Kekalahan dua kali dalam dua tahun berturut-turut menjadi salah satu sejarah hitam untuk anak asuh Marcello Lippi kala itu.
Menuju medio 2000-an, Juventus kembali mencapai babak final Liga Champions atau tepatnya musim 2002/2003.
Sepanjang musim, bintang-bintang seperti David Trezeguet, Pavel Nedved, Mauro Camoranesi dan tentu saja Del Piero, terbilang gemilang.
Kehebatan itu termasuk ketika mengalahkan dua wakil Spanyol di babak 8 besar serta semifinal, Barcelona dan Real Madrid.

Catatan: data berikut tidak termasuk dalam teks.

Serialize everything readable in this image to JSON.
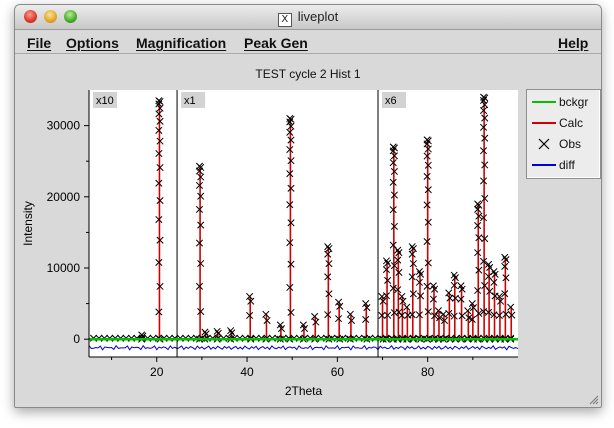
{
  "window": {
    "title": "liveplot"
  },
  "menubar": {
    "file": "File",
    "options": "Options",
    "magnification": "Magnification",
    "peak_gen": "Peak Gen",
    "help": "Help"
  },
  "plot": {
    "title": "TEST cycle 2 Hist 1"
  },
  "colors": {
    "bckgr": "#00c000",
    "calc": "#d00000",
    "obs": "#000000",
    "diff": "#0000d0"
  },
  "legend": [
    {
      "label": "bckgr",
      "color": "#00c000",
      "style": "line"
    },
    {
      "label": "Calc",
      "color": "#d00000",
      "style": "line"
    },
    {
      "label": "Obs",
      "color": "#000000",
      "style": "x"
    },
    {
      "label": "diff",
      "color": "#0000d0",
      "style": "line"
    }
  ],
  "chart_data": {
    "type": "line",
    "title": "TEST cycle 2 Hist 1",
    "xlabel": "2Theta",
    "ylabel": "Intensity",
    "xlim": [
      5,
      100
    ],
    "ylim": [
      -2500,
      35000
    ],
    "xticks": [
      20,
      40,
      60,
      80
    ],
    "yticks": [
      0,
      10000,
      20000,
      30000
    ],
    "magnification_regions": [
      {
        "start": 5,
        "label": "x10"
      },
      {
        "start": 24.5,
        "label": "x1"
      },
      {
        "start": 69,
        "label": "x6"
      }
    ],
    "background": 0,
    "diff_offset": -1200,
    "peaks": [
      {
        "x": 16.8,
        "y": 600
      },
      {
        "x": 20.6,
        "y": 33500
      },
      {
        "x": 29.6,
        "y": 24300
      },
      {
        "x": 30.8,
        "y": 1000
      },
      {
        "x": 33.5,
        "y": 1100
      },
      {
        "x": 36.5,
        "y": 1200
      },
      {
        "x": 40.7,
        "y": 6000
      },
      {
        "x": 44.3,
        "y": 3500
      },
      {
        "x": 47.5,
        "y": 2000
      },
      {
        "x": 49.6,
        "y": 31000
      },
      {
        "x": 52.6,
        "y": 2000
      },
      {
        "x": 55.1,
        "y": 3200
      },
      {
        "x": 58.0,
        "y": 13000
      },
      {
        "x": 60.4,
        "y": 5200
      },
      {
        "x": 63.0,
        "y": 3500
      },
      {
        "x": 66.4,
        "y": 5000
      },
      {
        "x": 70.0,
        "y": 6000
      },
      {
        "x": 71.0,
        "y": 11000
      },
      {
        "x": 72.5,
        "y": 27000
      },
      {
        "x": 73.5,
        "y": 12500
      },
      {
        "x": 74.4,
        "y": 6000
      },
      {
        "x": 75.5,
        "y": 4500
      },
      {
        "x": 76.7,
        "y": 13000
      },
      {
        "x": 78.3,
        "y": 9500
      },
      {
        "x": 80.0,
        "y": 28000
      },
      {
        "x": 81.4,
        "y": 7500
      },
      {
        "x": 82.5,
        "y": 4000
      },
      {
        "x": 83.6,
        "y": 3500
      },
      {
        "x": 84.8,
        "y": 6500
      },
      {
        "x": 86.0,
        "y": 9000
      },
      {
        "x": 87.5,
        "y": 7500
      },
      {
        "x": 89.0,
        "y": 4000
      },
      {
        "x": 90.0,
        "y": 5000
      },
      {
        "x": 91.2,
        "y": 19000
      },
      {
        "x": 92.5,
        "y": 34000
      },
      {
        "x": 93.6,
        "y": 10500
      },
      {
        "x": 94.8,
        "y": 9500
      },
      {
        "x": 96.0,
        "y": 6000
      },
      {
        "x": 97.2,
        "y": 11500
      },
      {
        "x": 98.5,
        "y": 4500
      }
    ]
  }
}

Pada babak final yang berlangsung di Old Trafford, Manchester, Tim Hitam-Putih harus mengakui keunggulan AC Milan di babak tos-tosan, adu penalti.
Padahal, sebelum laga final, Juventus sempat diunggulkan menjadi juara di final tersebut.
Ketidakhadiran Pavel Nedved (akumulasi kartu) menjadi salah satu penyebab permainan Bianconeri tidak optimal dalam final tersebut.
Bahkan, memasuki medio 2010-an, Juventus juga harus kembali menelan kekalahan di laga pamungkas Liga Champions.
Adalah Barcelona dan Real Madrid yang mengubur mimpi Juventus untuk melepas dahaga tidak menjuarai ‘Si Kuping Lebar’.
Barcelona mengalahkan Juventus 3-1 di Olympiastadion Berlin pada musim 2015, Real Madrid menyusul selang dua musim berikut.
Sergio Ramos cs sukses ‘mengubur’ Gianluigi Buffon dan tim dengan skor 4-1 di laga final yang berlangsung di Glasgow, Skotlandia.
Berkat itu, Juventus menjadi tim Eropa dengan status runner-up Champions League terbanyak dengan 7 kali, dengan Bayern Munich dan Benfica menyusul di bawahnya dengan 5.